Yves Provencher/Métro Louis-Jean Cormier

Les gens vont sûrement penser que je prêche pour ma paroisse en écrivant mon billet sur ce sujet, mais je tiens à préciser qu’il s’agit d’un questionnement et d’une projection de nature totalement inoffensive, qui ont pour but premier de me faire du bien. Voici ce qui me préoccupe.

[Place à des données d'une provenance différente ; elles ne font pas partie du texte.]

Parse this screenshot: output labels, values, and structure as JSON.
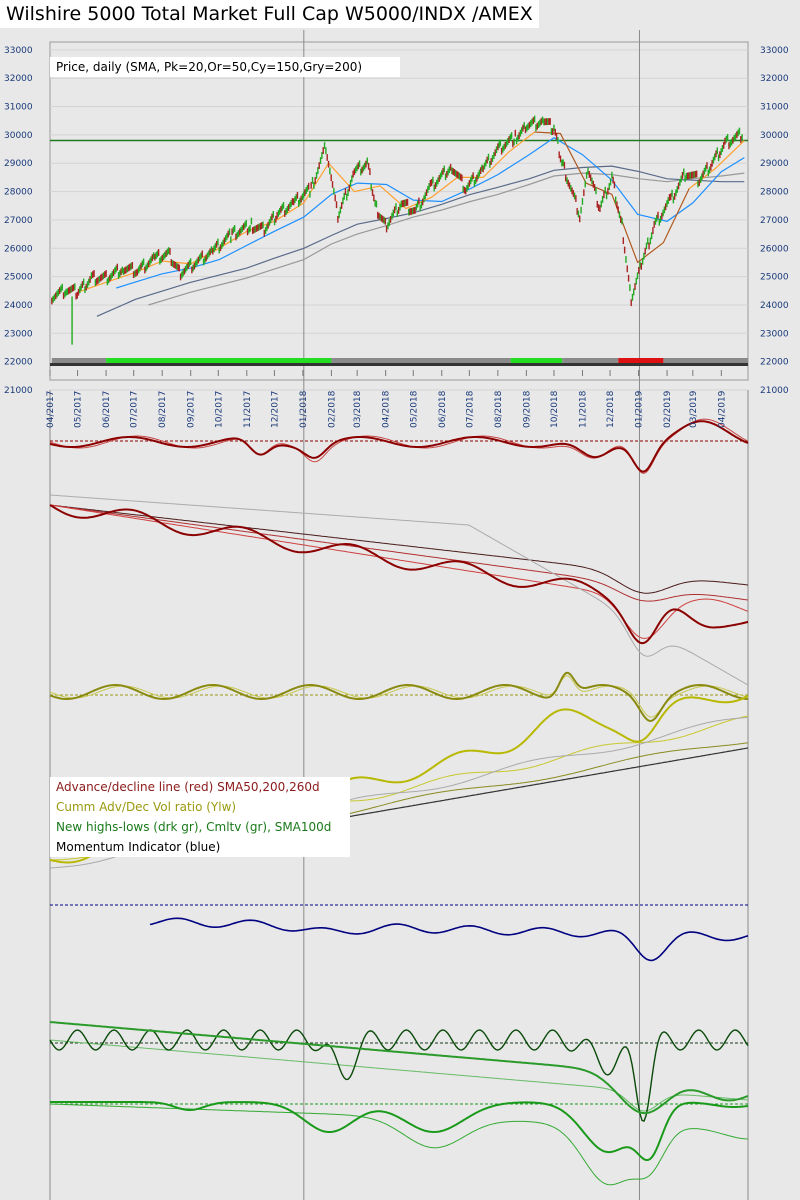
{
  "header": {
    "title": "Wilshire 5000 Total Market Full Cap W5000/INDX /AMEX",
    "sma_label": "Price, daily (SMA, Pk=20,Or=50,Cy=150,Gry=200)"
  },
  "legend": [
    {
      "text": "Advance/decline line (red) SMA50,200,260d",
      "color": "#8b1a1a"
    },
    {
      "text": "Cumm Adv/Dec Vol ratio (Ylw)",
      "color": "#9a9a10"
    },
    {
      "text": "New highs-lows (drk gr), Cmltv (gr), SMA100d",
      "color": "#1a7a1a"
    },
    {
      "text": "Momentum Indicator (blue)",
      "color": "#000000"
    }
  ],
  "chart_data": {
    "type": "line",
    "x_ticks": [
      "04/2017",
      "05/2017",
      "06/2017",
      "07/2017",
      "08/2017",
      "09/2017",
      "10/2017",
      "11/2017",
      "12/2017",
      "01/2018",
      "02/2018",
      "03/2018",
      "04/2018",
      "05/2018",
      "06/2018",
      "07/2018",
      "08/2018",
      "09/2018",
      "10/2018",
      "11/2018",
      "12/2018",
      "01/2019",
      "02/2019",
      "03/2019",
      "04/2019"
    ],
    "y_ticks": [
      21000,
      22000,
      23000,
      24000,
      25000,
      26000,
      27000,
      28000,
      29000,
      30000,
      31000,
      32000,
      33000
    ],
    "ylim": [
      21000,
      33700
    ],
    "horizontal_line": 29800,
    "price": [
      {
        "date": "2017-04-03",
        "v": 24300
      },
      {
        "date": "2017-04-20",
        "v": 24550
      },
      {
        "date": "2017-05-02",
        "v": 24450
      },
      {
        "date": "2017-05-16",
        "v": 24950
      },
      {
        "date": "2017-06-01",
        "v": 24950
      },
      {
        "date": "2017-06-20",
        "v": 25300
      },
      {
        "date": "2017-07-05",
        "v": 25200
      },
      {
        "date": "2017-07-24",
        "v": 25650
      },
      {
        "date": "2017-08-08",
        "v": 25800
      },
      {
        "date": "2017-08-21",
        "v": 25150
      },
      {
        "date": "2017-09-05",
        "v": 25450
      },
      {
        "date": "2017-09-25",
        "v": 25900
      },
      {
        "date": "2017-10-16",
        "v": 26500
      },
      {
        "date": "2017-11-06",
        "v": 26800
      },
      {
        "date": "2017-11-20",
        "v": 26650
      },
      {
        "date": "2017-12-04",
        "v": 27200
      },
      {
        "date": "2017-12-22",
        "v": 27600
      },
      {
        "date": "2018-01-10",
        "v": 28100
      },
      {
        "date": "2018-01-26",
        "v": 29600
      },
      {
        "date": "2018-02-08",
        "v": 27100
      },
      {
        "date": "2018-02-26",
        "v": 28700
      },
      {
        "date": "2018-03-12",
        "v": 29000
      },
      {
        "date": "2018-03-22",
        "v": 27400
      },
      {
        "date": "2018-04-02",
        "v": 26800
      },
      {
        "date": "2018-04-18",
        "v": 27600
      },
      {
        "date": "2018-05-03",
        "v": 27300
      },
      {
        "date": "2018-05-21",
        "v": 28200
      },
      {
        "date": "2018-06-12",
        "v": 28900
      },
      {
        "date": "2018-06-27",
        "v": 28100
      },
      {
        "date": "2018-07-16",
        "v": 28800
      },
      {
        "date": "2018-08-01",
        "v": 29500
      },
      {
        "date": "2018-08-20",
        "v": 29900
      },
      {
        "date": "2018-08-31",
        "v": 30300
      },
      {
        "date": "2018-09-20",
        "v": 30500
      },
      {
        "date": "2018-10-01",
        "v": 30200
      },
      {
        "date": "2018-10-11",
        "v": 28900
      },
      {
        "date": "2018-10-29",
        "v": 27200
      },
      {
        "date": "2018-11-07",
        "v": 28800
      },
      {
        "date": "2018-11-20",
        "v": 27400
      },
      {
        "date": "2018-12-03",
        "v": 28500
      },
      {
        "date": "2018-12-14",
        "v": 26800
      },
      {
        "date": "2018-12-24",
        "v": 24200
      },
      {
        "date": "2019-01-04",
        "v": 25400
      },
      {
        "date": "2019-01-18",
        "v": 26800
      },
      {
        "date": "2019-02-05",
        "v": 27700
      },
      {
        "date": "2019-02-22",
        "v": 28700
      },
      {
        "date": "2019-03-08",
        "v": 28400
      },
      {
        "date": "2019-03-22",
        "v": 29000
      },
      {
        "date": "2019-04-05",
        "v": 29700
      },
      {
        "date": "2019-04-25",
        "v": 30050
      }
    ],
    "sma20": [
      {
        "date": "2017-05-01",
        "v": 24450
      },
      {
        "date": "2017-06-01",
        "v": 24800
      },
      {
        "date": "2017-07-03",
        "v": 25150
      },
      {
        "date": "2017-08-01",
        "v": 25550
      },
      {
        "date": "2017-09-01",
        "v": 25450
      },
      {
        "date": "2017-10-02",
        "v": 26000
      },
      {
        "date": "2017-11-01",
        "v": 26600
      },
      {
        "date": "2017-12-01",
        "v": 26950
      },
      {
        "date": "2018-01-02",
        "v": 27600
      },
      {
        "date": "2018-01-29",
        "v": 29000
      },
      {
        "date": "2018-02-26",
        "v": 28000
      },
      {
        "date": "2018-03-26",
        "v": 28200
      },
      {
        "date": "2018-04-23",
        "v": 27400
      },
      {
        "date": "2018-05-21",
        "v": 27800
      },
      {
        "date": "2018-06-18",
        "v": 28500
      },
      {
        "date": "2018-07-16",
        "v": 28500
      },
      {
        "date": "2018-08-13",
        "v": 29400
      },
      {
        "date": "2018-09-10",
        "v": 30100
      },
      {
        "date": "2018-10-08",
        "v": 30050
      },
      {
        "date": "2018-11-05",
        "v": 28300
      },
      {
        "date": "2018-12-03",
        "v": 27900
      },
      {
        "date": "2018-12-31",
        "v": 25500
      },
      {
        "date": "2019-01-28",
        "v": 26200
      },
      {
        "date": "2019-02-25",
        "v": 28100
      },
      {
        "date": "2019-03-25",
        "v": 28800
      },
      {
        "date": "2019-04-26",
        "v": 29800
      }
    ],
    "sma50": [
      {
        "date": "2017-06-12",
        "v": 24600
      },
      {
        "date": "2017-08-01",
        "v": 25100
      },
      {
        "date": "2017-09-01",
        "v": 25300
      },
      {
        "date": "2017-10-02",
        "v": 25600
      },
      {
        "date": "2017-11-01",
        "v": 26100
      },
      {
        "date": "2017-12-01",
        "v": 26600
      },
      {
        "date": "2018-01-02",
        "v": 27100
      },
      {
        "date": "2018-02-01",
        "v": 27900
      },
      {
        "date": "2018-03-01",
        "v": 28300
      },
      {
        "date": "2018-04-02",
        "v": 28250
      },
      {
        "date": "2018-05-01",
        "v": 27700
      },
      {
        "date": "2018-06-01",
        "v": 27650
      },
      {
        "date": "2018-07-02",
        "v": 28100
      },
      {
        "date": "2018-08-01",
        "v": 28600
      },
      {
        "date": "2018-09-04",
        "v": 29300
      },
      {
        "date": "2018-10-01",
        "v": 29900
      },
      {
        "date": "2018-11-01",
        "v": 29300
      },
      {
        "date": "2018-12-03",
        "v": 28400
      },
      {
        "date": "2018-12-31",
        "v": 27200
      },
      {
        "date": "2019-02-01",
        "v": 26950
      },
      {
        "date": "2019-03-01",
        "v": 27600
      },
      {
        "date": "2019-04-01",
        "v": 28700
      },
      {
        "date": "2019-04-26",
        "v": 29200
      }
    ],
    "sma150": [
      {
        "date": "2017-05-22",
        "v": 23600
      },
      {
        "date": "2017-07-03",
        "v": 24200
      },
      {
        "date": "2017-09-01",
        "v": 24800
      },
      {
        "date": "2017-11-01",
        "v": 25300
      },
      {
        "date": "2017-12-01",
        "v": 25650
      },
      {
        "date": "2018-01-02",
        "v": 26000
      },
      {
        "date": "2018-02-01",
        "v": 26450
      },
      {
        "date": "2018-03-01",
        "v": 26850
      },
      {
        "date": "2018-04-02",
        "v": 27050
      },
      {
        "date": "2018-05-01",
        "v": 27250
      },
      {
        "date": "2018-06-01",
        "v": 27550
      },
      {
        "date": "2018-07-02",
        "v": 27900
      },
      {
        "date": "2018-08-01",
        "v": 28150
      },
      {
        "date": "2018-09-04",
        "v": 28450
      },
      {
        "date": "2018-10-01",
        "v": 28750
      },
      {
        "date": "2018-11-01",
        "v": 28850
      },
      {
        "date": "2018-12-03",
        "v": 28900
      },
      {
        "date": "2019-01-02",
        "v": 28700
      },
      {
        "date": "2019-02-01",
        "v": 28450
      },
      {
        "date": "2019-03-01",
        "v": 28400
      },
      {
        "date": "2019-04-01",
        "v": 28350
      },
      {
        "date": "2019-04-26",
        "v": 28350
      }
    ],
    "sma200": [
      {
        "date": "2017-07-17",
        "v": 24000
      },
      {
        "date": "2017-09-01",
        "v": 24450
      },
      {
        "date": "2017-11-01",
        "v": 24950
      },
      {
        "date": "2018-01-02",
        "v": 25600
      },
      {
        "date": "2018-02-01",
        "v": 26150
      },
      {
        "date": "2018-03-01",
        "v": 26500
      },
      {
        "date": "2018-04-02",
        "v": 26800
      },
      {
        "date": "2018-05-01",
        "v": 27100
      },
      {
        "date": "2018-06-01",
        "v": 27350
      },
      {
        "date": "2018-07-02",
        "v": 27650
      },
      {
        "date": "2018-08-01",
        "v": 27900
      },
      {
        "date": "2018-09-04",
        "v": 28250
      },
      {
        "date": "2018-10-01",
        "v": 28550
      },
      {
        "date": "2018-11-01",
        "v": 28650
      },
      {
        "date": "2018-12-03",
        "v": 28600
      },
      {
        "date": "2019-01-02",
        "v": 28450
      },
      {
        "date": "2019-02-01",
        "v": 28350
      },
      {
        "date": "2019-03-01",
        "v": 28450
      },
      {
        "date": "2019-04-01",
        "v": 28550
      },
      {
        "date": "2019-04-26",
        "v": 28650
      }
    ],
    "trend_bar": [
      {
        "start": "2017-04-03",
        "end": "2017-06-01",
        "state": "neutral"
      },
      {
        "start": "2017-06-01",
        "end": "2018-02-01",
        "state": "up"
      },
      {
        "start": "2018-02-01",
        "end": "2018-08-15",
        "state": "neutral"
      },
      {
        "start": "2018-08-15",
        "end": "2018-10-10",
        "state": "up"
      },
      {
        "start": "2018-10-10",
        "end": "2018-12-10",
        "state": "neutral"
      },
      {
        "start": "2018-12-10",
        "end": "2019-01-28",
        "state": "down"
      },
      {
        "start": "2019-01-28",
        "end": "2019-04-30",
        "state": "neutral"
      }
    ]
  }
}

  • Est-ce qu’il est vrai que les radios commerciales font jouer la musique que les gens veulent entendre?
  • Est-ce que les radios commerciales ne devraient pas jouer un rôle pédagogique dans la mélomanie générale de la population?
  • Est-ce que la musique des radios commerciales reflète vraiment le paysage musical québécois?
  • Est-ce que les radios commerciales jouent encore un rôle important et cohérent dans la promotion des artistes d’ici, les ventes de disques, l’attribution de trophées comme La chanson populaire de l’année au Gala de l’ADISQ? Petite illustration de cette dernière question, il y a une chanson qui a fait le tour de la population québécoise cette année, Aujourd’hui ma vie c’est de la marde, de Lisa LeBlanc. Elle n’a pas été recensée dans cette catégorie, car elle n’apparaissait pas dans les palmarès radiophoniques.
  • À quel degré de danger s’exposent les stations commerciales par rapport à une révolution marquante de son répertoire musical, en ce qui a trait aux cotes d’écoute et à la vente de cases publicitaires?
  • Est-ce que les ondes radio, offertes à tous gratuitement, sont soutenues financièrement de façon adéquate pour leur permettre de s’adapter à la venue des nouveaux médias?
  • Est-ce que les stations de radio ne devraient pas s’adapter aux nouvelles réalités du milieu de la musique, comme ont eu à le faire la plupart des domaines connexes : maisons de disques, conseils gouvernementaux, associations de professionnels?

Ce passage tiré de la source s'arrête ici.